Dr. Gagan Wig, a University of Texas at Dallas expert on the healthy and pathological aging of the brain, has received National Institutes of Health (NIH) funding to develop animal models of the social factors that are believed to affect aging humans’ susceptibility to neurological diseases.
The pilot grant is from the Animal Models for the Social Dimensions of Health and Aging Research Network, which is directed by researchers at Duke University, the University of Minnesota Medical School and The University of North Carolina at Chapel Hill through a grant from the NIH’s National Institute on Aging (R24AG065172).
Wig will focus on developing a mouse model of the progression of neurological disorganization in the aging brain so that he and his team can later isolate the specific variables that can modulate such conditions.
“We know that environmental and social factors contribute to age-related cognitive decline and brain disease, but it’s difficult to untangle in humans what the exact crucial exposures are,” said Wig, associate professor of psychology in the School of Behavioral and Brain Sciences. “Links between social adversity, health and mortality exist in other social mammals, so there is an opportunity to learn about exposures via animal models.”
In his neuroimaging lab in UT Dallas’ Center for Vital Longevity, Wig studies socioeconomic factors that predict the risk to aging adults of developing neurological diseases such as Alzheimer’s disease.
“The absence of a college education seems to result in greater declines in brain health during older age, measured from an individual’s brain network organization,” he said. “But why? It’s certainly not just about the diploma, but likely because education often translates to job opportunities. Having a well-paying and secure job is a strong predictor of things such as access to nutritious food and health care, adequate sleep, time for exercise, and ways to navigate stressful life events. We think these things matter for an individual’s brain network organization, but we need to be able to study them more directly.”
Wig’s research in humans has examined the functional specialization of the brain network — a trademark of a healthy brain — and how specialization breaks down as people age.
“From the way in which different regions of the human brain are interconnected, we derive a sense of a modular organization, which allows different parts of the brain to be functionally specialized,” he said. “In humans, the modules become less distinct over time, and evidence suggests that this process has bad outcomes.”
Rodent models are a powerful tool because of the animals’ relatively short lifespans and because their environments can be carefully measured, controlled and altered in experiments.
“We believe that decreasing brain network specialization is a general property of aging systems. This pilot study will allow us to study these processes.”
Dr. Gagan Wig, associate professor of psychology in the School of Behavioral and Brain Sciences
“With mice, we can look at exposures and outcomes in a way that you cannot in humans,” he said. “You can closely examine and in some cases even alter exposures early on — socialization, diet, sleep, exercise and stress. We can examine the impact of certain exposures at various times during their two- to three-year lifespan. By doing so, we hope we can begin to understand trajectories in a way that you can’t with humans, to see what matters most and when it matters.”
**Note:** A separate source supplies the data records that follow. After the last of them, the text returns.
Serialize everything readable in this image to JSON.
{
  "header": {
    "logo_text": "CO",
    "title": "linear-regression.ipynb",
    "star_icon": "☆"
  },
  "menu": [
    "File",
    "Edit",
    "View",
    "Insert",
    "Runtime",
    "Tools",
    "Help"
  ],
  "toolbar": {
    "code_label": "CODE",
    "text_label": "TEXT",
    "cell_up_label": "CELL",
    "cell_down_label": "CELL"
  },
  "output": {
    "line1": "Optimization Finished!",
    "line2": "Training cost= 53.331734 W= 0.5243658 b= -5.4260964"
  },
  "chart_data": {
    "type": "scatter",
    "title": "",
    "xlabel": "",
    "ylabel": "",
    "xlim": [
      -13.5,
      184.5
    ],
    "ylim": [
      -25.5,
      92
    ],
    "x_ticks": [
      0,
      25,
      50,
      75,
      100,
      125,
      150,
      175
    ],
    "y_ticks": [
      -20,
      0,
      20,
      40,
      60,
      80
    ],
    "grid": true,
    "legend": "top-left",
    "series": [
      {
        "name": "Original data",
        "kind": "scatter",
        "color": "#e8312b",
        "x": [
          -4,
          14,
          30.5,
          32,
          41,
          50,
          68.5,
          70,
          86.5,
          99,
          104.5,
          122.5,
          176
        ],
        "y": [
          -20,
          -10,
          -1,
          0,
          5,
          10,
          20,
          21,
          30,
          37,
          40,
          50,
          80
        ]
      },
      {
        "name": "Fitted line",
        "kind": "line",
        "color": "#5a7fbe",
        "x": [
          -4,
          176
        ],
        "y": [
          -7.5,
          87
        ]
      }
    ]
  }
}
The pilot grant supports a one-year project that Wig hopes will result in further funding.
“If we see what we expect, then we can propose to do larger experiments,” he said. “We believe that decreasing brain network specialization is a general property of aging systems. This pilot study will allow us to study these processes in individual mice.”
The pilot grant will support the training of cognition and neuroscience doctoral student Ezra Winter-Nelson, who said that studying mice in a controlled environment “where we know everything from their genotype to their diet” could help identify critical factors affecting the age-related brain network decline that is seen in humans.
“Why do some people largely preserve their cognitive abilities with age while others see a steep decline in mental acuity?” Winter-Nelson said. “If mouse networks turn out to exhibit a similar pattern of decline to human networks, we can then use mice to study the structure of these networks across the lifespan with a level of rigor that is impossible to achieve in human research.”
Wig and his team will use existing functional brain-imaging data to first confirm that brain network organization in mice can be measured in a similar way as in humans. Columbia University researchers who are collaborating with Wig on this project — including Dr. Itamar Kahn, associate professor of neuroscience at the university’s Zuckerman Institute — have collected large-scale data for this purpose.
Wig’s team plans to use the existing data to evaluate whether analogous brain network changes exist in aging mice. If they find similar patterns of degradation in mice, researchers plan to study the factors they believe affect health. Wig hopes that long-term studies of the process in mice will lay the foundation for cross-species comparative analysis to identify the most potent causes of neurological decline.
“Our goal is to be able to identify health and lifestyle factors that can slow down progression of age-related brain disease, such as Alzheimer’s,” he said. “We all have ideas about what matters, but it’s difficult to test these experimentally or even study them closely in humans. We envision this as a unique opportunity to determine what matters and what doesn’t — a path toward identifying things we might be able to modify in our lives.”